The author, Peter Headicar, is a reader in transport planning at Oxford Brookes where he leads the postgraduate teaching programme in transport.
The introduction to this book expresses an intention to make sense of the extensive and often complex procedures involved in transport policy and planning. However, this book is far more than a reference textbook, as it provides wide-ranging background information on how planning requirements and procedures have evolved and how they meet the needs of those involved in using and gaining benefit (or otherwise!) from them.
The book is divided into five parts, comprising 25 chapters, with the parts being sub-titled The Nature of Transport, The Evolution of Transport Policy and Planning, Ends and Means, Strategies, Plans and Planning Procedures, and The Contemporary Policy Agenda.
The first three chapters (in part 1) cover the factors affecting the requirements and use of transport (including the economy, costs, and alternative means of transport), the background to demand (such as centres of population, destinations, and reasons for use), and the impacts of transport (including health and the environment).
The five chapters in part 2 discuss the developments of transport modes over time: pre-1955 (before mass motorisation); 1955–1979 (the motorway age); political effects post-1979; ‘new realism' in the 1990s; and New Labour's ‘new deal' (1997–2004).

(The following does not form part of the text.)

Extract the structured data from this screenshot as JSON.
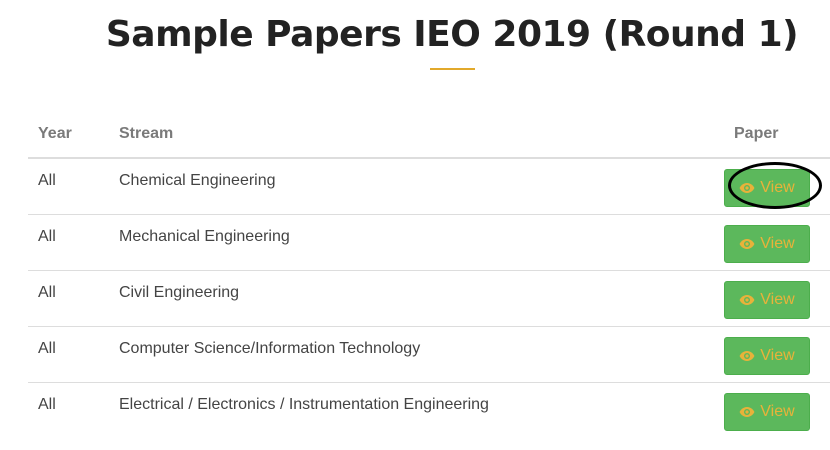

There are eight chapters in part 3: the first three covering ‘the state', and planning structures, and policy aims; the next four detailing policy instruments (infrastructure investment, regulation of vehicles and their operators and services, regulation of traffic, and fiscal measures); and the eighth behavioural changes.
The title of part 4 is Strategies, Plans and Planning Procedures and its six chapters cover national, regional, and local development strategies, local transport plans, project appraisal, and approvals procedures.
The final three chapters in part 5 look at the contemporary policy agenda, possible future scenarios, and ‘thinking afresh'.
At the end of the book is a seven-page bibliography, a four-page list of government publications and a 10-page index.
The 470 pages cannot really be described as ‘light' reading but the text is nevertheless very readable and widely informative. There is undoubtedly a mine of information between the covers and it is likely that anyone needing to navigate planning procedures will find the book a valuable asset, not only in understanding what planning requirements involve but also how and why they have developed.
The book is written in an entertaining style with a very wide overview of factors contributing to the transport planning needs, such as urban and regional planning, environmental implications, and over-riding general policies. The layout of the book is well defined and clearly (and attractively) presented and the extensive index should permit easy access to particular information, be it the Red Flag Act of 1865, the Railways Act of 2005, or virtually any relevant information in between.
This should be a valuable book to anyone with interest in the transport planning field.